Concatenate CNN AvgPool with Embedding layer

I have an embedding layer with each sentence having a length of 20 and the dimension as 16. I pass this through a 1D convolutional layer -> relu -> avgPool and the output dimension of avgPool is [128, 10, 10] where 128 is the batch size. Now I want to know how to concatenate this avgPool with the embedding with dimension [128, 20, 16] so that I can pass this to the next CNN layer. I have been stuck with the error invalid argument 0: Sizes of tensors must match except in dimension 0. Got 20 and 10 in dimension 1 at /pytorch/aten/src/TH/generic/THTensorMoreMath.cpp:1307.

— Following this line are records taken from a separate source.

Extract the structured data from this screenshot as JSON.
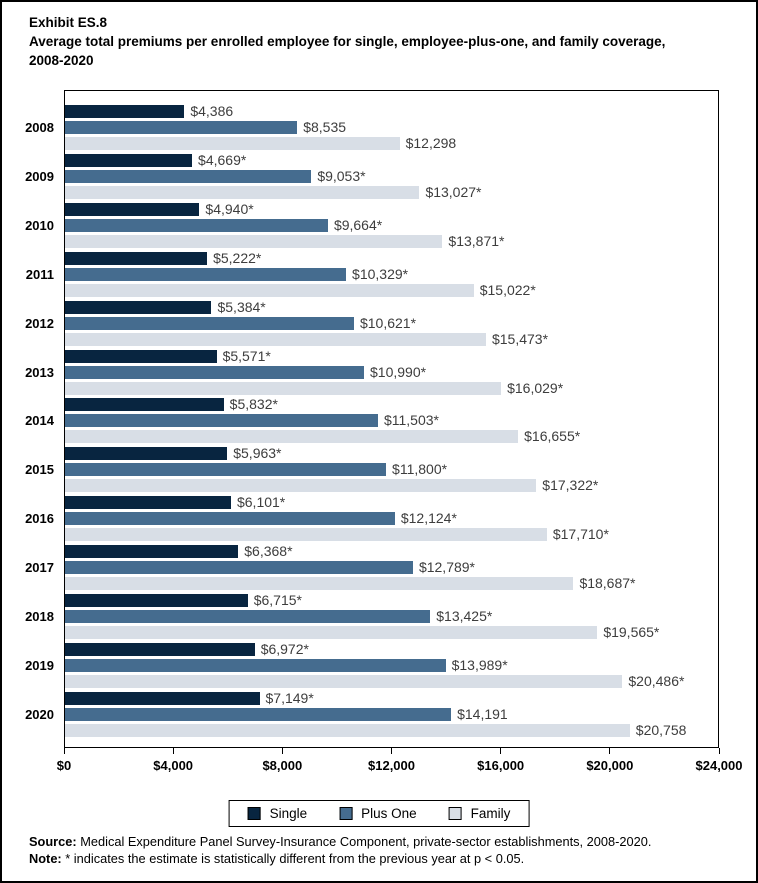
{
  "title": {
    "exhibit": "Exhibit ES.8",
    "text": "Average total premiums per enrolled employee for single, employee-plus-one, and family coverage, 2008-2020"
  },
  "chart_data": {
    "type": "bar",
    "orientation": "horizontal",
    "title": "Average total premiums per enrolled employee for single, employee-plus-one, and family coverage, 2008-2020",
    "categories": [
      "2008",
      "2009",
      "2010",
      "2011",
      "2012",
      "2013",
      "2014",
      "2015",
      "2016",
      "2017",
      "2018",
      "2019",
      "2020"
    ],
    "series": [
      {
        "name": "Single",
        "color": "#082540",
        "values": [
          4386,
          4669,
          4940,
          5222,
          5384,
          5571,
          5832,
          5963,
          6101,
          6368,
          6715,
          6972,
          7149
        ],
        "labels": [
          "$4,386",
          "$4,669*",
          "$4,940*",
          "$5,222*",
          "$5,384*",
          "$5,571*",
          "$5,832*",
          "$5,963*",
          "$6,101*",
          "$6,368*",
          "$6,715*",
          "$6,972*",
          "$7,149*"
        ]
      },
      {
        "name": "Plus One",
        "color": "#456c8f",
        "values": [
          8535,
          9053,
          9664,
          10329,
          10621,
          10990,
          11503,
          11800,
          12124,
          12789,
          13425,
          13989,
          14191
        ],
        "labels": [
          "$8,535",
          "$9,053*",
          "$9,664*",
          "$10,329*",
          "$10,621*",
          "$10,990*",
          "$11,503*",
          "$11,800*",
          "$12,124*",
          "$12,789*",
          "$13,425*",
          "$13,989*",
          "$14,191"
        ]
      },
      {
        "name": "Family",
        "color": "#d8dee6",
        "values": [
          12298,
          13027,
          13871,
          15022,
          15473,
          16029,
          16655,
          17322,
          17710,
          18687,
          19565,
          20486,
          20758
        ],
        "labels": [
          "$12,298",
          "$13,027*",
          "$13,871*",
          "$15,022*",
          "$15,473*",
          "$16,029*",
          "$16,655*",
          "$17,322*",
          "$17,710*",
          "$18,687*",
          "$19,565*",
          "$20,486*",
          "$20,758"
        ]
      }
    ],
    "xlim": [
      0,
      24000
    ],
    "x_ticks": [
      "$0",
      "$4,000",
      "$8,000",
      "$12,000",
      "$16,000",
      "$20,000",
      "$24,000"
    ],
    "x_tick_values": [
      0,
      4000,
      8000,
      12000,
      16000,
      20000,
      24000
    ],
    "grid": false,
    "legend_position": "bottom"
  },
  "legend": {
    "items": [
      {
        "label": "Single",
        "color": "#082540"
      },
      {
        "label": "Plus One",
        "color": "#456c8f"
      },
      {
        "label": "Family",
        "color": "#d8dee6"
      }
    ]
  },
  "footer": {
    "source_label": "Source:",
    "source_text": "Medical Expenditure Panel Survey-Insurance Component, private-sector establishments, 2008-2020.",
    "note_label": "Note:",
    "note_text": "* indicates the estimate is statistically different from the previous year at p < 0.05."
  }
}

self.c_1 = nn.Conv1d(in_channels=self.embedding_dim, out_channels=10, kernel_size=2,
                             padding=1)
self.relu_1 = nn.ReLU()
self.avg_pool_1 = nn.AvgPool1d(2)

As the error message states you cannot concatenate these tensors, as two dimensions have different sizes.
As far as I understand you would like to create something like a residual connection, where you pass the output of the embedding layer to this conv -> avg_pool block and try to concatenate it with the input.

If that’s the case and your embedding output has a shape of [128, 20, 16], the output shape of the conv-block will be torch.Size([128, 10, 8]):


x = torch.randn(128, 20, 16)
c_1 = nn.Conv1d(in_channels=20, out_channels=10, kernel_size=2,
                             padding=1)
avg_pool_1 = nn.AvgPool1d(2)
output = c_1(x)
output = avg_pool_1(output)

Could you explain your use case a bit, as I’m not sure how you would like to concatenate these tensors now?

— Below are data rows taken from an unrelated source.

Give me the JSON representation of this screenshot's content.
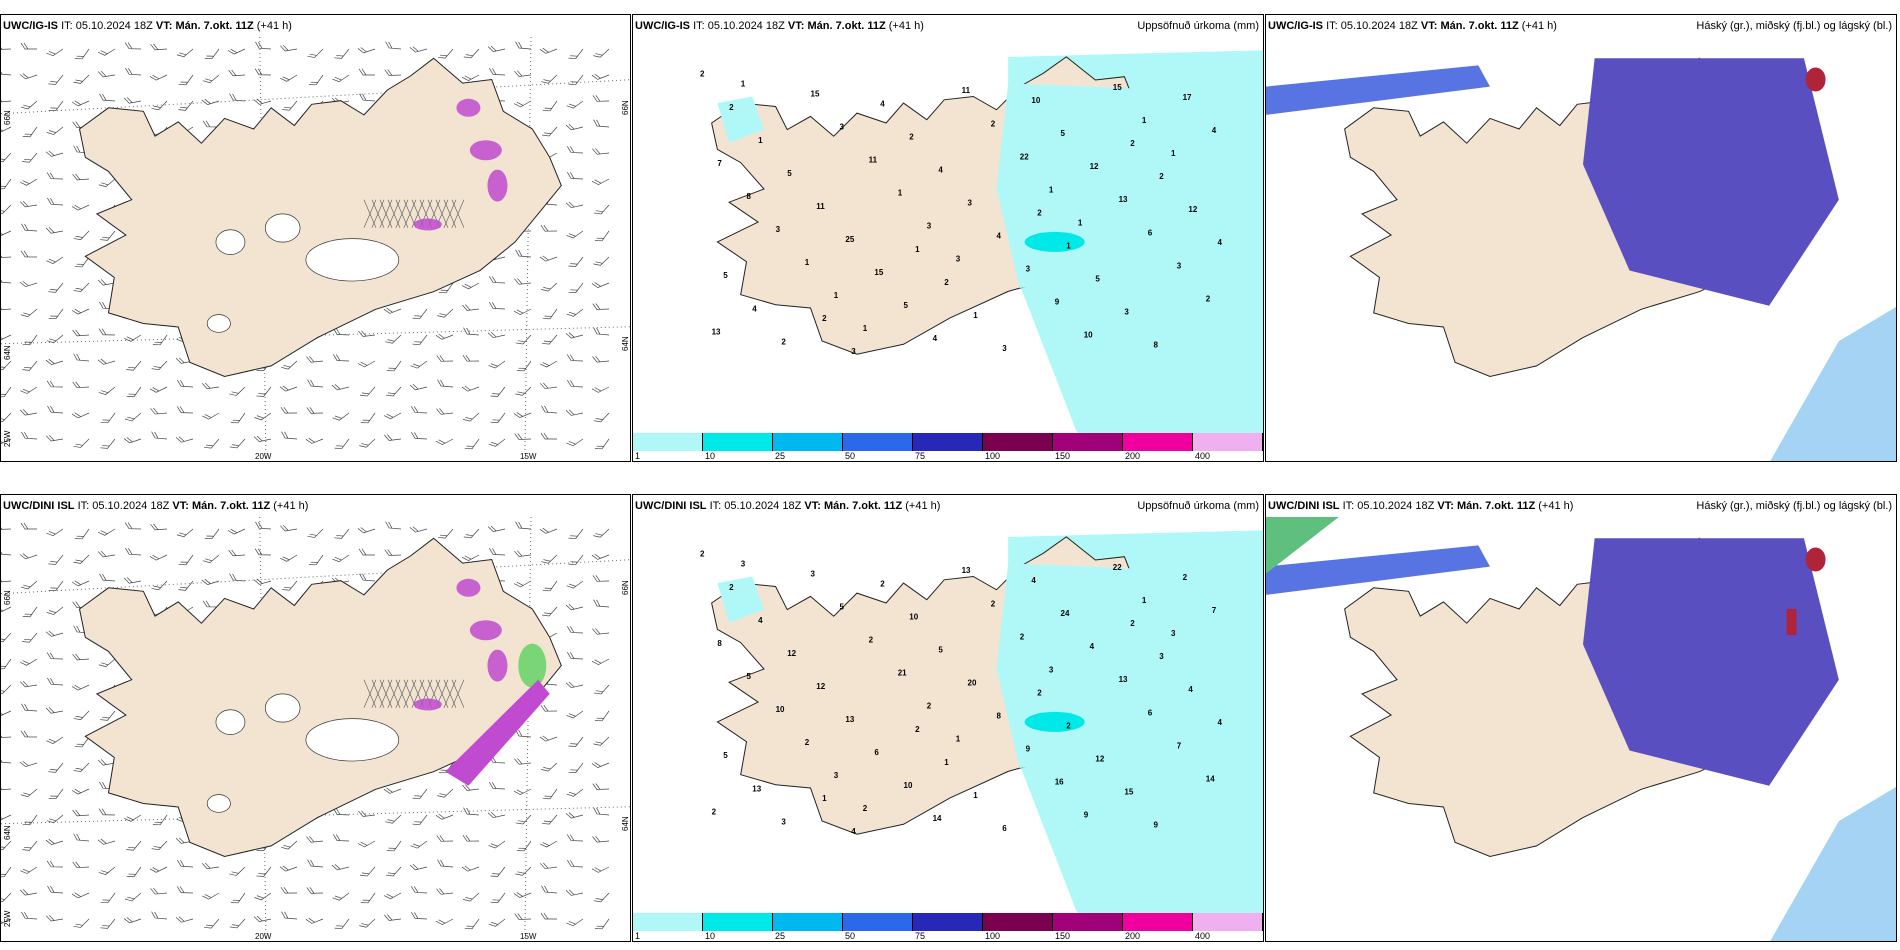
{
  "rows": [
    {
      "model": "UWC/IG-IS",
      "it_label": "IT:",
      "it_value": "05.10.2024 18Z",
      "vt_label": "VT:",
      "vt_value": "Mán. 7.okt. 11Z",
      "lead": "(+41 h)"
    },
    {
      "model": "UWC/DINI ISL",
      "it_label": "IT:",
      "it_value": "05.10.2024 18Z",
      "vt_label": "VT:",
      "vt_value": "Mán. 7.okt. 11Z",
      "lead": "(+41 h)"
    }
  ],
  "precip_title": "Uppsöfnuð úrkoma (mm)",
  "cloud_title": "Háský (gr.), miðský (fj.bl.) og lágský (bl.)",
  "colorbar": {
    "labels": [
      "1",
      "10",
      "25",
      "50",
      "75",
      "100",
      "150",
      "200",
      "400"
    ],
    "colors": [
      "#b0f8f8",
      "#00e8e8",
      "#00b8f0",
      "#2a6aea",
      "#2828b8",
      "#7a0050",
      "#a0007a",
      "#f000a0",
      "#f0b0f0"
    ]
  },
  "axes": {
    "lon": [
      "20W",
      "15W"
    ],
    "lat_top": "66N",
    "lat_mid": "64N",
    "lat_bottom": "25W",
    "lat_right_top": "66N",
    "lat_right_mid": "64N"
  },
  "precip_values_top": [
    "2",
    "1",
    "2",
    "2",
    "2",
    "2",
    "2",
    "2",
    "3",
    "1",
    "1",
    "1",
    "12",
    "4",
    "5",
    "5",
    "3",
    "4",
    "2",
    "3",
    "11",
    "10",
    "5",
    "4",
    "8",
    "25",
    "5",
    "4",
    "3",
    "17",
    "15",
    "12",
    "2",
    "4",
    "4",
    "5",
    "13",
    "15",
    "3",
    "7",
    "4",
    "6",
    "3",
    "9",
    "8",
    "11",
    "3",
    "11",
    "10",
    "3",
    "2",
    "2",
    "1",
    "15",
    "1",
    "22",
    "13",
    "3",
    "1",
    "1",
    "1",
    "1",
    "3",
    "1",
    "1",
    "1"
  ],
  "precip_values_bottom": [
    "2",
    "2",
    "2",
    "1",
    "2",
    "2",
    "1",
    "3",
    "4",
    "2",
    "4",
    "1",
    "4",
    "2",
    "12",
    "12",
    "6",
    "4",
    "10",
    "15",
    "12",
    "4",
    "5",
    "5",
    "9",
    "13",
    "24",
    "13",
    "20",
    "2",
    "6",
    "4",
    "3",
    "8",
    "7",
    "10",
    "13",
    "3",
    "9",
    "8",
    "14",
    "6",
    "5",
    "16",
    "5",
    "13",
    "7",
    "2",
    "9",
    "10",
    "2",
    "14",
    "21",
    "22",
    "2",
    "2",
    "2",
    "2",
    "1",
    "3",
    "3",
    "3",
    "1",
    "3",
    "2"
  ],
  "colors": {
    "land": "#f3e4d2",
    "precip_light": "#b0f8f8",
    "precip_mid": "#00e8e8",
    "cloud_high": "#5a4fc0",
    "cloud_mid": "#3b5bdd",
    "cloud_low": "#8ec8f0",
    "cloud_red": "#b0243a",
    "icing_pink": "#c04bd0",
    "icing_green": "#6cd36c"
  }
}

My goal is to concatenate my sentence embedding with shape [128, 20, 16] with the output of the averagepool with shape [128, 10, 10] at position 2 which is 10 + 16. The output of this concatenation is given as input to the next Conv1d layer.

torch.cat((embed.view(-1, sent.shape[1], embed.shape[2]), avg_pool_level_1), 2)

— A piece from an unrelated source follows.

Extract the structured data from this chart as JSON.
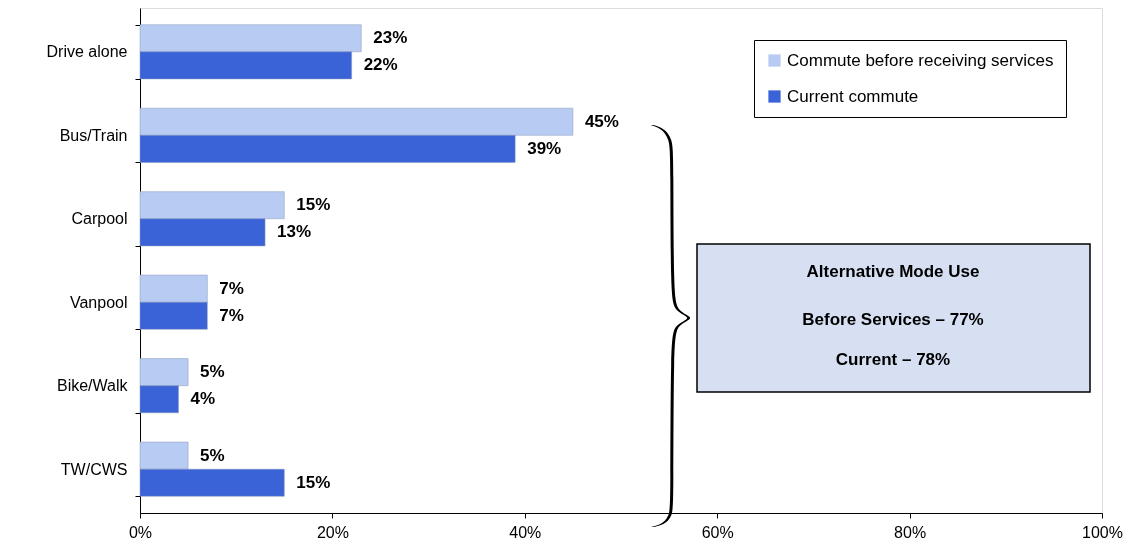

where shape of embed is torch.Size([128, 20, 16]) and shape of avg_pool_1 is torch.Size([128, 10, 10])

Concatenating these tensors won’t work unfortunately, as the sizes of two dimensions are different.
You could pad one dimension (e.g. dim1) and concatenate it in dim2.

Thanks @ptrblck. I wanted to know if there is a way I can concatenate the input word embedding with the output of CNN-POOL layer considering that the dimensions keep reducing depending on the size of the POOL layer. Any technique that can be followed for this?

For a 1-dimensional signal, you could try to match the number of channels and concatenate in dim2.
To do this just set out_channels=20 in your conv layer.

Cool thanks! Also in pytorch how can we add the dimensions of a FC layer which comes after avgpool if I don’t know what the output dimension of avgpool will be? Like if the dimensions of avgpool is [128, 10, 57] and FC comes after this then initially I won’t be able to know the value 57 as the first dimension unless I execute the code once. Here 10 is the out_channel and 114 was the sequence length of each sentence which halved due to avgpool.

You could calculate the output shapes looking at the formulas in the docs.
If you don’t want to do that, you could just run a single iteration, add some print statements to show the output shapes, and change the number of input features accordingly.

However, if you are dealing with variable sized inputs, I would recommend to use an adaptive pooling layer, which will output a defined shape.

Yes I had so far used the single iteration and printing the shapes and modifying accordingly.